We compare the actual performance of multiple scheduling algorithms, assessing the VNF response rate and the number of physical servers used. Three schedule algorithms are chosen as the evaluation benchmarks. The four schedulers prediction-based and with transition state, no-prediction but with transition state, prediction-based but with no transition state, and no-prediction and with no transition state, represent four different scaling strategies are denoted by s1, s2, s3 and s4, respectively.

The performance of these schedulers is evaluated mainly from two perspectives, eager mode and idle mode, which represent two extremes that can highlight our auto-scaling policies. For the sake of statement, here we define the request density from 0 to 1, meaning density increasing.

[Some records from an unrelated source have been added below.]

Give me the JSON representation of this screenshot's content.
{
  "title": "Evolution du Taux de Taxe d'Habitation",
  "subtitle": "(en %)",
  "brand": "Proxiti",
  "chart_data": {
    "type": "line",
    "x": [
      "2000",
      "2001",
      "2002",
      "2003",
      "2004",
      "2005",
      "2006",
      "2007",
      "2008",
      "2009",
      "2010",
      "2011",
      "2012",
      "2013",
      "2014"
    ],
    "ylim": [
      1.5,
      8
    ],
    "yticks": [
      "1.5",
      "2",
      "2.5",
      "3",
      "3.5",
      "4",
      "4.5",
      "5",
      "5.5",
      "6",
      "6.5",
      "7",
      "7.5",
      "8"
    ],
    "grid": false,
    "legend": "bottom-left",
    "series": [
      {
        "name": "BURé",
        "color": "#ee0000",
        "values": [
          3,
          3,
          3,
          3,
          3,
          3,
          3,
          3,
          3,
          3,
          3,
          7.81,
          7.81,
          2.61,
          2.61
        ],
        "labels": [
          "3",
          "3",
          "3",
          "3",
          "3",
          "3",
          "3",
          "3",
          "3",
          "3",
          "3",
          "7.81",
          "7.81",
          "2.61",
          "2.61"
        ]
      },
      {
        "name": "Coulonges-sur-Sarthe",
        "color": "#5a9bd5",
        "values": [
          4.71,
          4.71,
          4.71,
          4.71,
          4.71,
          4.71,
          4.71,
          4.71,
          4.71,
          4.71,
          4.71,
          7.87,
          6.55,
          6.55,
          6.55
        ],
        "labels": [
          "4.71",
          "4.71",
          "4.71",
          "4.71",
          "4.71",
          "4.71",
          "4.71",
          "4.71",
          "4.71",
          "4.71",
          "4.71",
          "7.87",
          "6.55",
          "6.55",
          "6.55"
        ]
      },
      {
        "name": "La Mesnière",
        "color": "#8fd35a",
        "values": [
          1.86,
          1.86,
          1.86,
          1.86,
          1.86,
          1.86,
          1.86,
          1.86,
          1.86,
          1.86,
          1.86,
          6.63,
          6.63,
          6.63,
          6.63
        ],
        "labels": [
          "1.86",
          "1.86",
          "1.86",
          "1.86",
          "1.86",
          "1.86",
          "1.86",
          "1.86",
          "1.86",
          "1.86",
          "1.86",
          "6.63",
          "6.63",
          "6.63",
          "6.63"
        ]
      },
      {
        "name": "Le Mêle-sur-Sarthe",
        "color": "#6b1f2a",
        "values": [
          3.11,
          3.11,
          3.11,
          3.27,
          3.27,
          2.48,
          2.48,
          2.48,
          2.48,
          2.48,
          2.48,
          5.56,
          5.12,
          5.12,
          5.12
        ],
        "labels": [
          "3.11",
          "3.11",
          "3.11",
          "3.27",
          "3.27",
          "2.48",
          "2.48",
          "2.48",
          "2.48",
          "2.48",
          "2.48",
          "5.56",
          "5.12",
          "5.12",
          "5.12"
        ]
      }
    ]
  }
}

First, we show a more comprehensive perspective (from idle mode to eager mode) in Fig. 5. Each point represents the average workload per processor. We can see that the CPU loads trend of our proposed auto-scaling scheme is more stable and is the case of the smallest fluctuations.

Fig. 5.
figure 5

Average workloads per processor

Figure 6 shows that when bare metal resources are insufficient, requests can be delayed due to the high CPU loads. We can see that s2 and s3 show roughly the same performance. And our strategy is about 18% less than their average delay. As for the no-prediction and no transition state scheduler, our strategy is about 29% less than the average delay. The conclusion is our prediction-based auto-scaling scheme can improve the quality of service VNF under eager mode.

Fig. 6.
figure 6

Average VNF latency for eager mode (ms)

Figure 7 shows that when the bare metal resources are sufficient, power resources may be wasted, due to the adjustment is not timely. We can see that s2 and s3 generally use the same number of servers, about wasted 16% processor resources than our scheduler. Moreover, the no prediction and no transition state scheduler wasted about 21% of the power resources than ours. The conclusion is our prediction-based auto-scaling scheme can reduce power waste under idle mode.

Fig. 7.
figure 7

Average server counts for idle mode

5 Conclusion

In this paper, we presented a bare metal auto scaling mechanism based on NFV system. This mechanism uses a method of forecasting and pre-allocating physical resources, to make VNFs scale in and scale out more smoothly. Compared with traditional way of relying more on human operations, it provides better QoS. Our work on bare metal auto-scaling may provide an idea for the NFV platform maintenance, with more intelligent, green, tight performance. Using this method, we believe that we opened a door for bare metal auto-scaling to obtain significant improvements in both cost and execution time. As the future work we intend to extend the prediction algorithm optimization, there is still great room for improvement. And we also want to study on the auto-scaling supporting both virtual machine and physical hosts, in a hybrid mode. This may be a more normal scenario in practice. In the future, the NFV resource scaling may can be optimized by the popular machine learning mechanisms [18,19,20,21].